I think the key word is in your first sentence: “new”. I’m all for doing somersaults for old friends. I’ve been through terrible fights, separations, reconciliations: pretty much the same gamut of emotions I’ve experienced in my romantic relationships. I value my friendships, especially the old friends, whom I consider to be as essential in my life as my family. They are the family I’ve chosen for myself. But we have years of goodwill in our favour, so we forgive each other our shortcomings, knowing that there is enough good in there to sustain us through the hard parts.
While I’m open to making new friends, the older I get, the more rare it seems. Admittedly, I’ve also become a whole lot more picky. Time is such a precious commodity that I just don’t want to spend it on someone who isn’t worth it or who is, as you describe your friend, “emotionally draining”. “Frenemies” don’t really bring anything to the table and they make us feel bad, sneakily undermining us with covert criticism, making sure that our life pales in comparison with their own.

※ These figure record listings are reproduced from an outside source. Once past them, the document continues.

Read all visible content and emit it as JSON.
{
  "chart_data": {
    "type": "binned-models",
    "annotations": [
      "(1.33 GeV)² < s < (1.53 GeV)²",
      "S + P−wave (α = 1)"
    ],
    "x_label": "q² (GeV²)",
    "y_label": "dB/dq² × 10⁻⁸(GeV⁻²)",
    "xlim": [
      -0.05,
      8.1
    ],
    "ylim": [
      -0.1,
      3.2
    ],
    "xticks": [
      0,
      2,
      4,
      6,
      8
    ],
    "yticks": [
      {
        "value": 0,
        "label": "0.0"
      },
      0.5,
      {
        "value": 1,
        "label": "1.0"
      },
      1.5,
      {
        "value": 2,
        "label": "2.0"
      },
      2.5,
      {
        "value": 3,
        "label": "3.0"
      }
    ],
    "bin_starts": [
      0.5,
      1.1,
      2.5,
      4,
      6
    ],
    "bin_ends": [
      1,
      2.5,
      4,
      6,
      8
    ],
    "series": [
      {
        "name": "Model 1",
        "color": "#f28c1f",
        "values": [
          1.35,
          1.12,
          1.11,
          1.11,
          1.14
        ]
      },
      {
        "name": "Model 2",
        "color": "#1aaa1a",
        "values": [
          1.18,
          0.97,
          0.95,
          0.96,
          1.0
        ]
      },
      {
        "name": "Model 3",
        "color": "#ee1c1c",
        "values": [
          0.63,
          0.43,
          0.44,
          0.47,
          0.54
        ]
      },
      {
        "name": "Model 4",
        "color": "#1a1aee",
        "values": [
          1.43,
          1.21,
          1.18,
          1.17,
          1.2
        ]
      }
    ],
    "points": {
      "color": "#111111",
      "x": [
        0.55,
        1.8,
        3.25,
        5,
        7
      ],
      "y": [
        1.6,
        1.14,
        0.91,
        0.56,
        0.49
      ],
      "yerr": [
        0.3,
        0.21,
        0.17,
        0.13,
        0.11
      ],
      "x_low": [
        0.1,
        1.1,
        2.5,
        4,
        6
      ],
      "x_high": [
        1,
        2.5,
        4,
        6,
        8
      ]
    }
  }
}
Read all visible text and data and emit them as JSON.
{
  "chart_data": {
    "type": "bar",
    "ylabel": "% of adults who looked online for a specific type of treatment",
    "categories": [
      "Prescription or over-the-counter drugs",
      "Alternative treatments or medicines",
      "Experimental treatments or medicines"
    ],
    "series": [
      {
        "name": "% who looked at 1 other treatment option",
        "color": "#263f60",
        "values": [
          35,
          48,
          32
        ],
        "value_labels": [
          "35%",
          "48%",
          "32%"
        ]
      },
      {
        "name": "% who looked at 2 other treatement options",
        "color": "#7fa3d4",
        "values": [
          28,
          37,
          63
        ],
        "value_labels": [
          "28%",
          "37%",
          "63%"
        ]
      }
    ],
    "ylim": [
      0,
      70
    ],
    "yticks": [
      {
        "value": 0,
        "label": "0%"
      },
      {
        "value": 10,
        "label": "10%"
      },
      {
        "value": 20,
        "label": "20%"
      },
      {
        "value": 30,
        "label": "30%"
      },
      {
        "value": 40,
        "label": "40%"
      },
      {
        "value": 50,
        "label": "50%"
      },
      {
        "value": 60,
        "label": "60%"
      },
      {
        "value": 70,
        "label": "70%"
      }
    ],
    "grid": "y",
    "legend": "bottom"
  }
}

They can be narcissistic, manipulative and emotionally dangerous if not kept in check.
Maybe your new friend has some great qualities that you neglected to mention, which make you hesitate to drop her as a friend. If that is the case, be honest and tell her that you get the feeling your life really doesn’t interest her so much. Give her a chance to acknowledge that friendship is a two-sided endeavour. If she gets defensive or doesn’t make any real effort to listen, then do yourself a favour and let this one go. There are too many people in the world who merit your interest to waste valuable time on a bore.